La nuit se passa sans incident. Avant le lever du soleil, Ilia Brusch largua les amarres, en évitant de troubler le profond sommeil dans lequel était plongé son aimable passager.

A Ulm, où il achève de traverser le petit royaume de Wurtemberg pour pénétrer en Bavière, le Danube n'est encore qu'un modeste cours d'eau. Il n'a pas reçu les grands tributaires qui accroissent sa puissance en aval, et rien ne permet de présager qu'il va devenir l'un des plus importants fleuves de l'Europe.

Le courant, déjà fort assagi, atteignait à peu près une lieue à l'heure. Des barques de toutes dimensions, parmi lesquelles quelques lourds bateaux chargés à couler, le descendaient, s'aidant parfois d'une large voile que gonflait une brise de Nord-Ouest. Le temps s'annonçait beau, sans menace de pluie.

Dès qu'il fut au milieu du courant, Ilia Brusch manoeuvra sa godille et activa la marche de l'embarcation. M. Jaeger, quelques heures plus tard, le trouva livré à cette occupation, et jusqu'au soir il en fut ainsi, sauf un court repos au moment du déjeuner, pendant lequel la dérive ne fut même pas interrompue. Le passager ne formula aucune observation, et, s'il fut étonné de tant de hâte, il garda son étonnement pour lui.
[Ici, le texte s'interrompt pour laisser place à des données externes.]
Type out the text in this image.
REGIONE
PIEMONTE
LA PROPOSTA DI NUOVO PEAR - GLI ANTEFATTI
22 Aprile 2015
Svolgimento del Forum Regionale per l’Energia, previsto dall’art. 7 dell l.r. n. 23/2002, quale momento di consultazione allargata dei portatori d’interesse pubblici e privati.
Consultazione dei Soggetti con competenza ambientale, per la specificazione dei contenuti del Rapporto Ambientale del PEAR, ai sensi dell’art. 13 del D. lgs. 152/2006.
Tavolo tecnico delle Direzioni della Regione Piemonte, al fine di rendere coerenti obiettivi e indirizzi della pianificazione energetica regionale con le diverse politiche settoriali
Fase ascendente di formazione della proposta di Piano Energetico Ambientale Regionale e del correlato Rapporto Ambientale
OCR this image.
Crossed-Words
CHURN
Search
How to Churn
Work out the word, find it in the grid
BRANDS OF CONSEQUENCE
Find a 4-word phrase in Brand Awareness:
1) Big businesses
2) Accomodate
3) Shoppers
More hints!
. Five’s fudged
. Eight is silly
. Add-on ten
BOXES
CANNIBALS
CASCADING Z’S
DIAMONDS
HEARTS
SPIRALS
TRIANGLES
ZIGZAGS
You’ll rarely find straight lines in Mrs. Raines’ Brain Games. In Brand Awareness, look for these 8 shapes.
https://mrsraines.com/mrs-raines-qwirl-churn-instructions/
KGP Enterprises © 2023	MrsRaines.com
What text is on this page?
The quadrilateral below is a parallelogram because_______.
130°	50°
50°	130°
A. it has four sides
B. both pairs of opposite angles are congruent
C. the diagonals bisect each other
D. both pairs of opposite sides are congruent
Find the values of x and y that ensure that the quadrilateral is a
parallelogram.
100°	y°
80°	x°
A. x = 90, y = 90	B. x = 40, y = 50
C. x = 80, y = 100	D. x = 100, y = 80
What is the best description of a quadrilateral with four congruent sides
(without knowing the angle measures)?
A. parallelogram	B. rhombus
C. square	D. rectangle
Peu de paroles furent échangées au cours de cette journée. Ilia Brusch godillait énergiquement. Quant à M. Jaeger, il observait avec une attention, qui aurait certainement frappé son hôte, si celui-ci eût été moins absorbé, les bateaux qui sillonnaient le Danube, à moins que son regard n'en parcourût les deux rives. Ces rives étaient notablement abaissées. Le fleuve montrait même une tendance à s'élargir aux dépens des alentours. La berge de gauche, à demi submergée, ne se distinguait plus avec précision, tandis que, sur la berge droite, élevée artificiellement pour l'établissement de la voie ferrée, les trains couraient, les locomotives haletaient, mêlant leurs fumées à celles des dampsboots, dont les roues battaient l'eau à grand bruit.

A Offingen, devant lequel on passa dans l'après-midi, la voie ferrée obliqua vers le Sud, définitivement repoussée par le fleuve et la rive droite fut transformée à son tour en un vaste marais, dont rien n'indiquait la fin, lorsqu'on s'arrêta, le soir, à Dillingen, pour la nuit.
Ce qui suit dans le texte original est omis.